Healthcare/Claims Domain: Familiarity with claims adjudication concepts (pend reason codes, COB, eligibility, stop-loss).
Compliance Knowledge: Understanding of HIPAA/PHI handling and writing test evidence for regulatory bodies (DOL/DOI).
Human-in-the-Loop Testing: Experience in "Shadow Mode" monitoring—comparing agent decisions against human expert (MCA) baselines.

Responsibilities

Outcome Evaluation (The "What"): Golden Set Governance: Build and maintain a versioned library of "Grounding Data" results by working with senior claims examiners to define "Ground Truth." Model-as-a-Judge Automation: Design automated "LLM-grading-LLM" workflows using custom rubrics to score factual grounding and policy compliance. Semantic Assertion Framework: Develop testing libraries that move beyond string matching to validate semantic equivalence and numerical accuracy in agent outputs.

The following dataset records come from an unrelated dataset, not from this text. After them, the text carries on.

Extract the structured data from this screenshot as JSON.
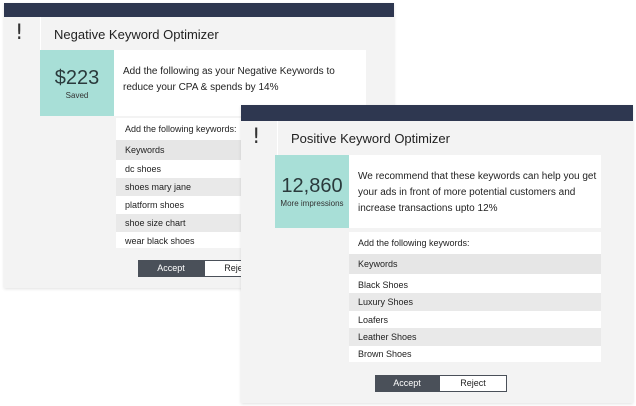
{
  "negative_card": {
    "alert_symbol": "!",
    "title": "Negative Keyword Optimizer",
    "metric_value": "$223",
    "metric_caption": "Saved",
    "description": "Add the following as your Negative Keywords to reduce your CPA & spends by 14%",
    "keywords_prompt": "Add the following keywords:",
    "keywords_header": "Keywords",
    "keywords": [
      "dc shoes",
      "shoes mary jane",
      "platform shoes",
      "shoe size chart",
      "wear black shoes"
    ],
    "accept_label": "Accept",
    "reject_label": "Reject"
  },
  "positive_card": {
    "alert_symbol": "!",
    "title": "Positive Keyword Optimizer",
    "metric_value": "12,860",
    "metric_caption": "More impressions",
    "description": "We recommend that these keywords can help you get your ads in front of more potential customers and increase transactions upto 12%",
    "keywords_prompt": "Add the following keywords:",
    "keywords_header": "Keywords",
    "keywords": [
      "Black Shoes",
      "Luxury Shoes",
      "Loafers",
      "Leather Shoes",
      "Brown Shoes"
    ],
    "accept_label": "Accept",
    "reject_label": "Reject"
  }
}
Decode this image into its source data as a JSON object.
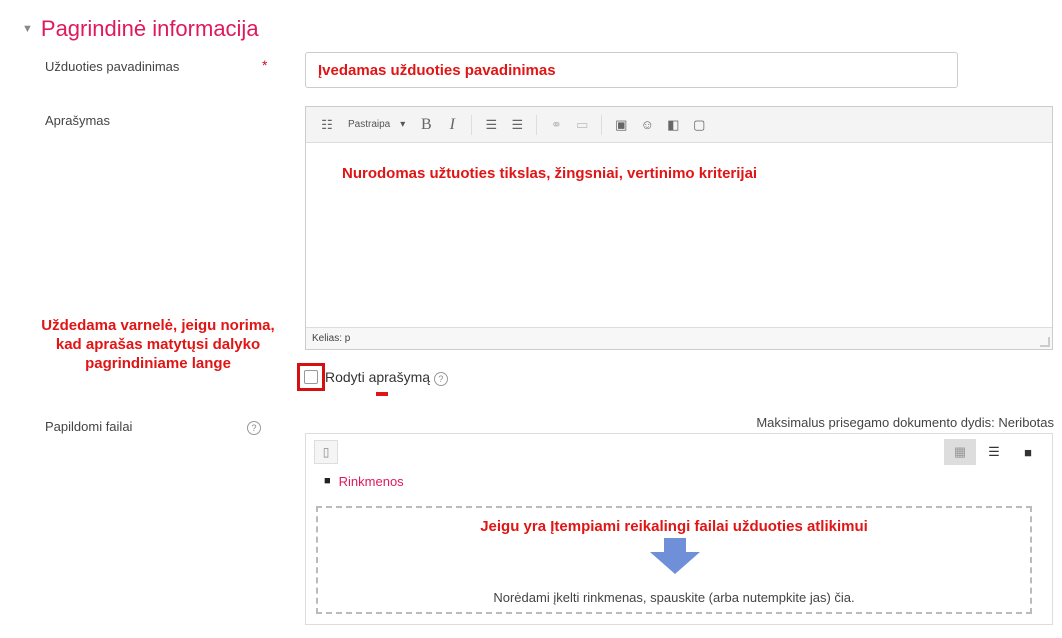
{
  "section": {
    "caret": "▼",
    "title": "Pagrindinė informacija"
  },
  "fields": {
    "name_label": "Užduoties pavadinimas",
    "required_mark": "*",
    "name_annotation": "Įvedamas užduoties pavadinimas",
    "description_label": "Aprašymas",
    "extra_files_label": "Papildomi failai"
  },
  "editor": {
    "format_select": "Pastraipa",
    "annotation": "Nurodomas užtuoties tikslas, žingsniai, vertinimo kriterijai",
    "path": "Kelias: p"
  },
  "side_annotation": "Uždedama varnelė, jeigu norima, kad aprašas matytųsi dalyko pagrindiniame lange",
  "show_description": {
    "label": "Rodyti aprašymą",
    "checked": false
  },
  "files": {
    "max_size": "Maksimalus prisegamo dokumento dydis: Neribotas",
    "folder_link": "Rinkmenos",
    "annotation": "Jeigu yra Įtempiami reikalingi failai užduoties atlikimui",
    "drop_hint": "Norėdami įkelti rinkmenas, spauskite (arba nutempkite jas) čia."
  },
  "colors": {
    "accent": "#e0195a",
    "annotation": "#e01515",
    "drop_arrow": "#6f8fd8"
  }
}
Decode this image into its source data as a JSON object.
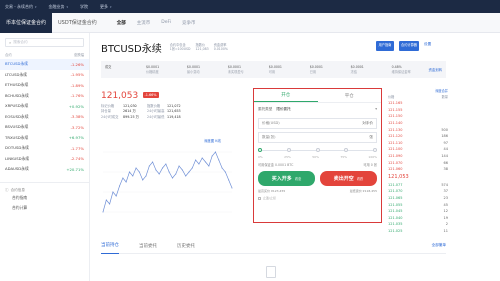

Trajectory Evaluation (The "How"): Function-Call Auditing: Use Vertex AI traces to programmatically verify that mandatory tools (via MCP) were invoked with correct arguments. Orchestration Logic Validation: Assert that agents respect defined priorities across the four architectural layers: Data & Knowledge, Orchestration, Agentic Reasoning, and Tooling. Reasoning Trace Auditing: Ensure every autonomous decision is traceable to a specific SOP sentence and a live API data point.
Continuous Automated Regression (The "Always"): CI/CD Integration: Every prompt or model update in Vertex AI Prompt Management must trigger an automated regression run. Auto-SxS: Own the automated pairwise comparison process to detect logic drift between "New" and "Production" agent versions. Mocking & Resilience: Build a Vertex AI/ADK mocking layer to simulate model responses, allowing for thousands of logic tests in seconds with zero API costs.